Pianta erbacea perenne con grosse radici fibrose scure. Ha fusti di colore verde acido, piuttosto legnosi alla base, che tendono inizialmente ad essere striscianti, poi si fanno eretti, inguainati dai residui delle foglie morte.
Si ramificano verso l'alto e possono raggiungere anche 80 cm, con foglie e gemme persistenti per tutto l'anno.
Le belle foglie, portate da un lungo picciolo, sono di colore verde molto scuro lucido. Hanno lamina palmata e si suddividono in 7-10 segmenti con contorno seghettato. Quelle sottostanti il fiore, sono piccole ovali, color verde chiaro, ridotte a brattee.
L'infiorescenza si compone di 3-15 fiori penduli campanulati (a forma di tazzetta), con 5tepali obovati verdicci, spesso con margine porpora. I veri e propri petali (fino a 12) sono piccoli cornetti tubolari.
I frutti sono capsule coriacee a forma di baccello, terminanti con rostri uncinati, contenenti semi neri e lucidi. Il rizoma e le radici della pianta, contengono saponine tossiche anche se, anticamente venivano usate come vermifugo e come narcotico.
In passato si somministravano infusi di Elleboro, come potenti vermifughi, ma tale pratica si dimostrava talvolta letale, data la pericolosità e la nocività di questa pianta. Nella medicina greco-romana, veniva usata la radice per il trattamento della follia. Documentazioni storiche attestano l'utilizzo dell'Elleboro, come prima 'arma chimica', in quanto si racconta che le città di Delfo e Crissa, durante l'aspra contesa per il culto per il dio Apollo, abbiano voluto avvelenare con enormi quantità della pianta, le acque del fiume Pleisto, provocando un'epidemia di dissenteria tra i soldati.

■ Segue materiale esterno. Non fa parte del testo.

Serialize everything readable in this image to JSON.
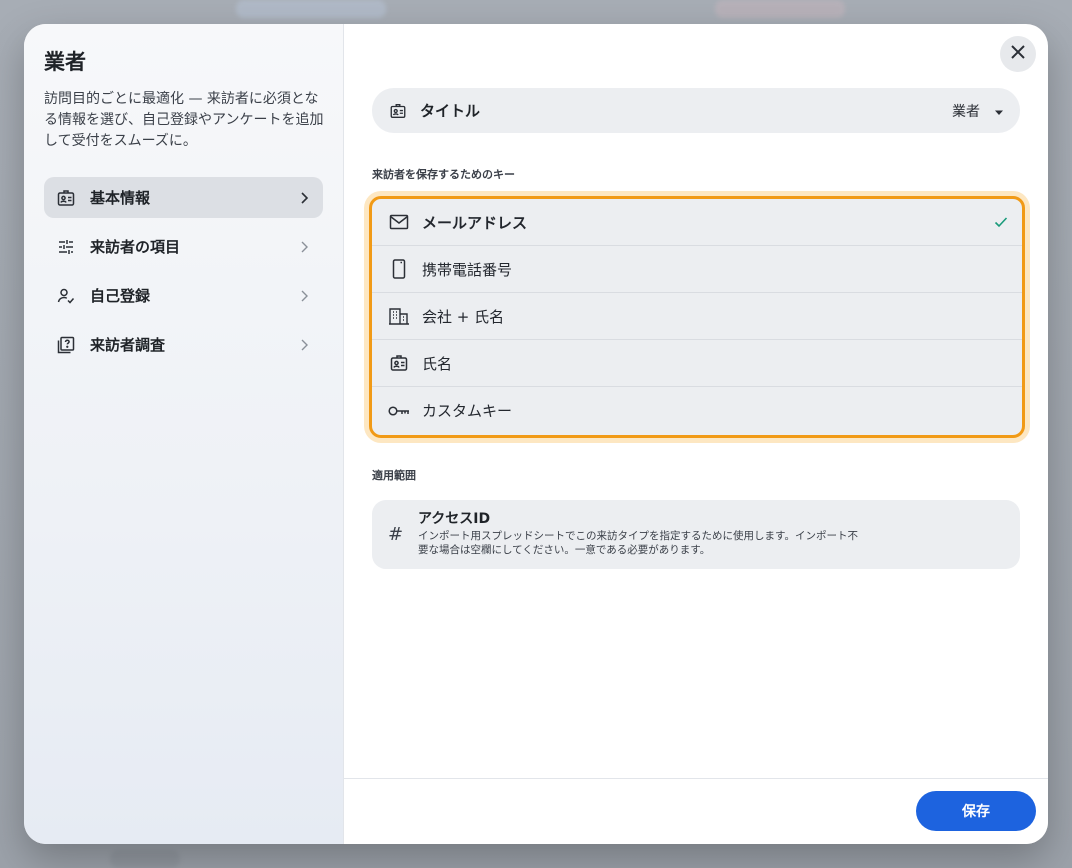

In alcune regioni italiane, la pianta viene ancora chiamata 'Erba nocca' per l'antico utilizzo sulle ferite purulente degli animali domestici. Una poltiglia di radici spezzettate veniva introdotta nella ferita, con lo scopo di ''annoccare'', cioè far guarire l'infezione, che comunque avrebbe lasciato una escrescenza detta ''nocca''.
L'etimologia della parola Elleboro deriva dal greco col significato di 'contro la pazzia'. Mentre l' epiteto 'foetidus', è usato ingiustamente, in quanto anche se la pianta viene stropicciata, l'odore che emana è solo leggermente acre e non giustifica un aggettivo così spregevole. Con più probabilità poteva descrivere il fatto della sua tossicità. Curioso è il modo in cui si riproduce: ognuno dei suoi semi presenta una cresta bianca contenente un olio che attira le lumache. Queste nutrendosi della sostanza oleosa, scartano il seme che si attacca al loro muco e viene così trasportato in altro luogo dove germinerà.